The property sector is going through a gloomy period. With households struggling to make mortgage payments, data from HM Revenue & Customs shows that the number of UK residential property transactions in April 2023 was lower than the corresponding period in 2022. With further evidence to suggest that this same period has been the lowest since the outbreak of Covid in 2020 and the second lowest in the last 8 years.
On the other hand, legal areas such as fraud, litigation, and debt recovery, are predicted to see an uptick in business. However, whilst firms with these specialisms may not struggle to acquire business, they face other pressures, such as staff retention due to unprecedented competition for talent. This is leading to workforce challenges, and budgetary pressures due to rising staff salaries and bearing down on profitability.
Astutely leveraging automation
Strategically adopting automation can provide solutions for many of these challenges. There are still many administrative tasks performed in legal organisations that can either be eliminated entirely because they provide no material benefit, executed more cost effectively through better resource planning (e.g., utilising paralegals, outsourcing models, an optimal combination of all options) or simply automated entirely.
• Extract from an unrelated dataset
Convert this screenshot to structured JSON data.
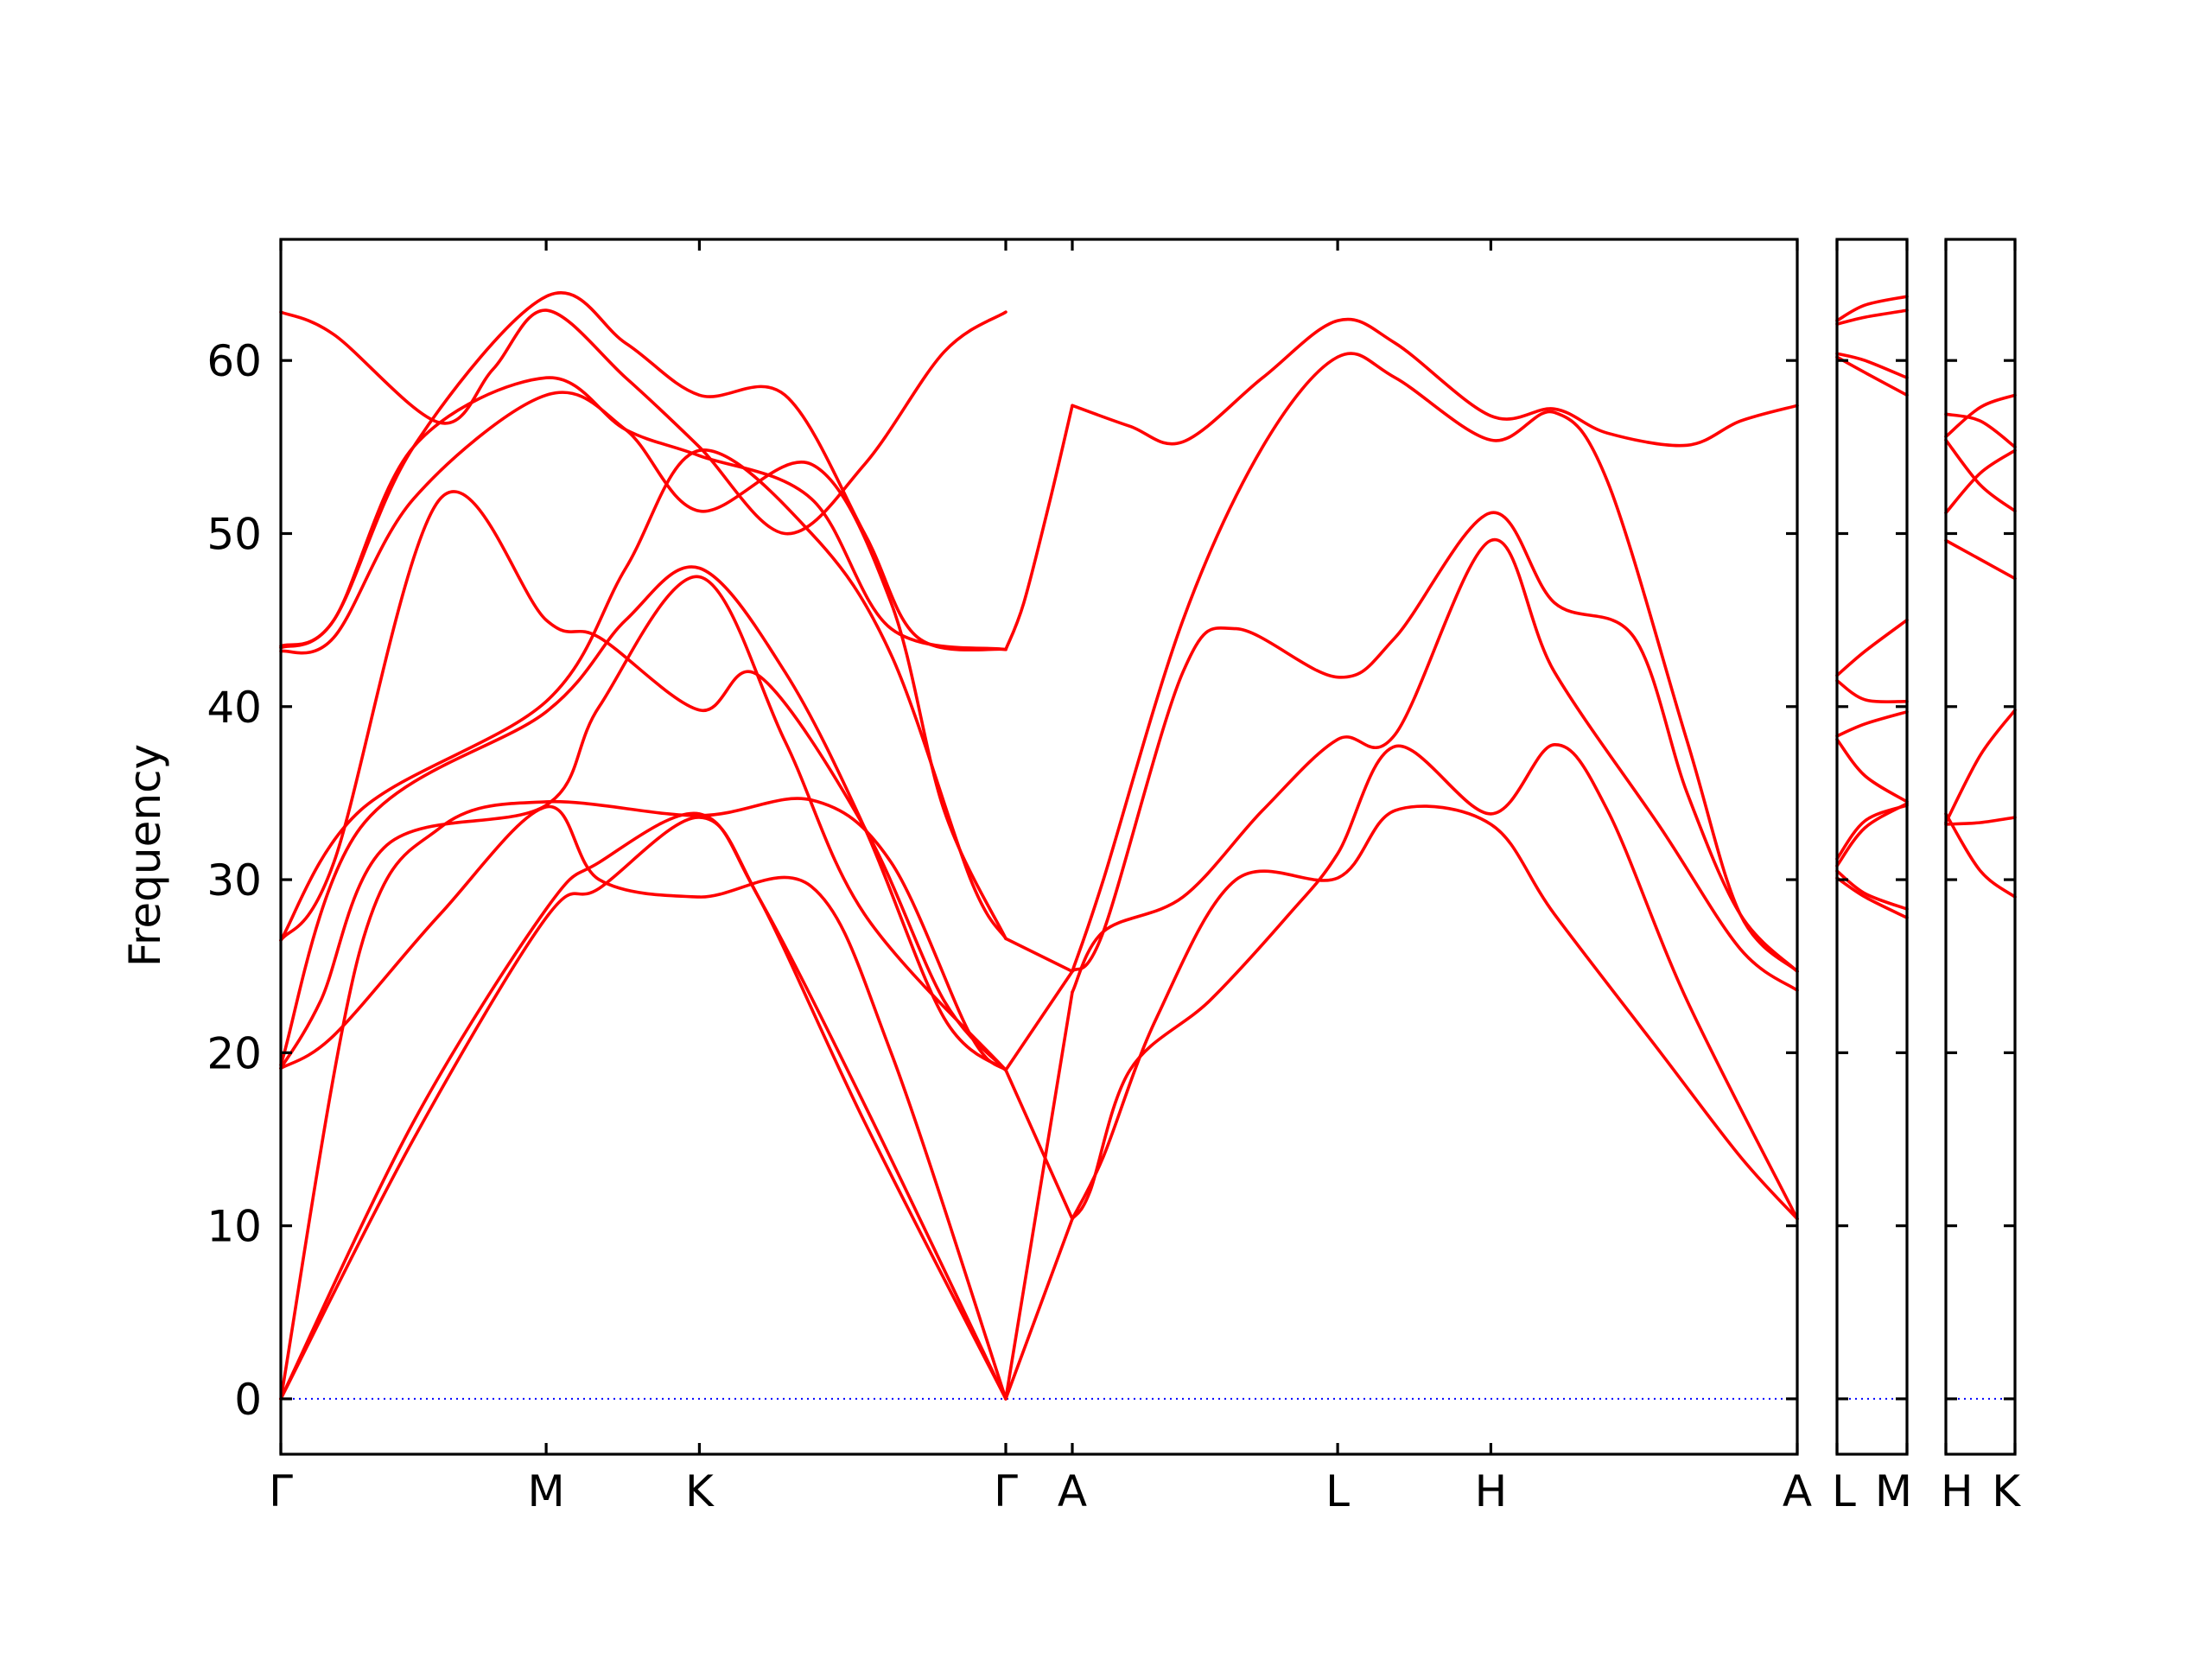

Good examples of such tasks are internal processes that are not visible to clients – risk checks, client onboarding, anti-money laundering processes, management information and reporting, and so forth. The cost savings will be significant.
In difficult times, organisations that differentiate themselves based on quality of communication and customer service tend to come out as winners. Technology can enable organisations to conduct business with empathy, deliver services in the way clients are comfortable consuming – and also keep an eye on costs, to ensure profitability – without compromising any of these functions.
For instance, technology can help achieve the optimal balance between self-service options for clients, automation and meaningful lawyer involvement at the right times across transaction lifecycles to deliver superior customer care. Likewise, creating a customer app or portal to give clients real-time visibility of the status of their transaction can go a long way in relieving their stress, whilst taking the burden off lawyers and case handlers so that they can focus on high quality lawyering.
This automation-led approach will of course help legal organisations effectively overcome some of the difficulties brought on by the current economic conditions, but more importantly, they will be well placed to take advantage of the new opportunities once the cost-of-living crisis eases.
This said, the reality is that with or without the cost-of-living crisis, the guiding principles that good business is based on – cost efficiency, productivity, optimal resource utilisation, customer care, profitability and so forth – should always be a focus. Technology, when deployed with a clear outcome-focused mentality, can be a reliable support, whatever the wider socio-economic conditions.
If your systems do not allow for this level of automation and customisation, it may be a good time to explore those that can.